De acordo com projeções feitas com base em pesquisas de boca-de-urna, Bush bateu McCain por uma vantagem de 15 pontos percentuais. Ele capturou todos os 56 delegados do estado e passou a ter 149 convencionais, contra 96 do senador.
Bush considerado como o provável vencedor também da prévia realizada hoje Dakota do Sul. Mas a distância entre os dois candidatos era considerada apertada nas primárias do estado de Washington, no noroeste dos Estados Unidos, cujos resultados só seriam conhecidos no início da madrugada, no horário do Brasil.
Nas primárias que os democratas também realizaram hoje no estado de Washington, o ex-senador Bill Bradley, de Nova Jersey, tinha sua primeira oportunidade de obter uma votação expressiva em sua disputa pela candidatura presidencial com o vice-presidente Albert Gore. Mas menos de um terço dos delegados do estado às duas convenções partidárias foram escolhidos ontem e a posição de franco favorito que Gore não está ameaçada.

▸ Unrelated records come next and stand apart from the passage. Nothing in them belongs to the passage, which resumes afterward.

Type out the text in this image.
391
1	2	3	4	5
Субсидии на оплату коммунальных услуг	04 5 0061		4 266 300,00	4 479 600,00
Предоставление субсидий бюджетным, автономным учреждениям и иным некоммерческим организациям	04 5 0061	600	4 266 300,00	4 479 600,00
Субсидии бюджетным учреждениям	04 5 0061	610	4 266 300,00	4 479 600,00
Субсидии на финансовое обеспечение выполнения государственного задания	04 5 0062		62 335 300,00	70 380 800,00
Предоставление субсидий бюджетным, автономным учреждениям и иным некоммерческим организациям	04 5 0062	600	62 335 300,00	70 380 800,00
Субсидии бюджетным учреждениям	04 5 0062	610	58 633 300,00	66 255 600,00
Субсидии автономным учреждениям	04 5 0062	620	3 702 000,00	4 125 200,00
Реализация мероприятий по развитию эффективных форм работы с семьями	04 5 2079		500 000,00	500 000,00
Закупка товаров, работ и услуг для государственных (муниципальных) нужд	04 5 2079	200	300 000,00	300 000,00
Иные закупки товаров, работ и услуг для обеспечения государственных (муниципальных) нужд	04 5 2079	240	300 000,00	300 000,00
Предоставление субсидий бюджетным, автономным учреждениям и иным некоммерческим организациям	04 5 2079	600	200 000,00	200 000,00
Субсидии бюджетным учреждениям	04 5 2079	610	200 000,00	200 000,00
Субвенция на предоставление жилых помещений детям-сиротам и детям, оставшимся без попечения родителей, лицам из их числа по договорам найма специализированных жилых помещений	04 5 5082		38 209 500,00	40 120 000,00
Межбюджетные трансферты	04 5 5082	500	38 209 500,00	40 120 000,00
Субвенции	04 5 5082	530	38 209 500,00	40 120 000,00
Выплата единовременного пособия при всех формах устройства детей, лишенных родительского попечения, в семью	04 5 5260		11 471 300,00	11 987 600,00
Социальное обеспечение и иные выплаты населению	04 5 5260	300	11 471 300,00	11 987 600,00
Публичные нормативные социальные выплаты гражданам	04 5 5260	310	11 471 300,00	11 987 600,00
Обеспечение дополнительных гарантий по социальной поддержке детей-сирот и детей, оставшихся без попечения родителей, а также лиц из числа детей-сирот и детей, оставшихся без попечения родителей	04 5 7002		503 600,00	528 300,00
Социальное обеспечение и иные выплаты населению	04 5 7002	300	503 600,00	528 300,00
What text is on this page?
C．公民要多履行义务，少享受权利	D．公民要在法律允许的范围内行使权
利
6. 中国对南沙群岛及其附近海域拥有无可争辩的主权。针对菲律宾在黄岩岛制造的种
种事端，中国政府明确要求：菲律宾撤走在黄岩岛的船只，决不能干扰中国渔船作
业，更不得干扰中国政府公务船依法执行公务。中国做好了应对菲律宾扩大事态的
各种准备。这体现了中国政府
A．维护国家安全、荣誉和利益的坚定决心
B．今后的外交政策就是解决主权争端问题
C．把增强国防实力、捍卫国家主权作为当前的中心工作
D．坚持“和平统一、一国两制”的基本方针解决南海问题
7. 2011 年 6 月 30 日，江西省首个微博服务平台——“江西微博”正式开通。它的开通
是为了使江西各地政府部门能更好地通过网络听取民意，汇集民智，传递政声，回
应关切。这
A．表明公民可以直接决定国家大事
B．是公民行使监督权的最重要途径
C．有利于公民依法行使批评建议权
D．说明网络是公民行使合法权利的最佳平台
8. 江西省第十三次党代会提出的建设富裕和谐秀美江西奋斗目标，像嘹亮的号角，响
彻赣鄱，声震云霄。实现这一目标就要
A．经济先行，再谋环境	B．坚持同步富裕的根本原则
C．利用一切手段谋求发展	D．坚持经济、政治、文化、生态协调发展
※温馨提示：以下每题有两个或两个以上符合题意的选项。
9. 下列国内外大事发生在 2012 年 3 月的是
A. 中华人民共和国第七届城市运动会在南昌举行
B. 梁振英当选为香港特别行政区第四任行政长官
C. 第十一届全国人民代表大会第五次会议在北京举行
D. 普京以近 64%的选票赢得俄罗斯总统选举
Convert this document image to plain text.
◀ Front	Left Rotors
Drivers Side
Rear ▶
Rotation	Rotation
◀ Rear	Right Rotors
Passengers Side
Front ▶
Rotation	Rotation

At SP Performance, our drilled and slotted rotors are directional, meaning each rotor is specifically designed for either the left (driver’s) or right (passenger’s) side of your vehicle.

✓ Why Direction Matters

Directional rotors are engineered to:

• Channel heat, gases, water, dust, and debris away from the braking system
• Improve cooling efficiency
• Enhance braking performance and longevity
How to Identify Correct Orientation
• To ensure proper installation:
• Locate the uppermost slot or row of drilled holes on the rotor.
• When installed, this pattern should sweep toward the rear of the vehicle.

Tendo perdido para McCain duas das três primárias de maior visibilidade disputadas até agora (New Hampshire e Michigan) e batido o senador apenas na Carolina do Sul, graças em grande parte ao socorro de última hora que recebeu da extrema direita religiosa, o governador do Texas dependia de um triunfo hoje em Virginia para provar a viabilidade de sua campanha e chegar com gás às primárias da próxima terça-feira, quando os eleitores de doze estados se pronunciarão. Entre estes estão a Califórnia e Nova York, os dois maiores colégios eleitorais do país, e estados fortes do Meio-Oeste agro-industrial, como Ohio, que têm um grande peso na decisão das disputas presidenciais.
Na maioria desses estados, os eleitores independentes, que têm apoiado McCain em grandes números, podem participar das primárias republicanas. Mas apenas os votos dos eleitores registrados como republicanos, identificados por uma marca na cédula, serão considerados para a escolha dos delegados à convenção nacional.
Em princípio, isso representa uma vantagem para Bush. Mas uma pesquisa divulgada ontem confirmou que o crescimento nacional de McCain.
De acordo com pesquisa encomendada pelo jornal The Washington Post e pela rede ABC de televisão, o senador bateria Gore facilmente, por uma diferença de 56% a 39%, se as eleições fossem hoje. Bush também levaria a melgor sobre o vice-presidente, mas por uma vantagem mais apertada, de 50% a 44%. Mas a sondagem indicou, também, que McCain é uma força política que provoca crescente divisão entre os republicanos, o que explica sua dificuldade de obter o respaldo do partido que pretende representar nas eleições de novembro.
Quatro entre dez republicanos disseram que quanto mais ouvem sobre McCain, menos gostam dele. Em contraste, sete de cada dez republicanos disseram que quanto mais ouvem sobre Bush, mais propensos ficam a votar para ele. Entre eles, a preferência pelo governador do Texas em relação a McCain é de dois para um.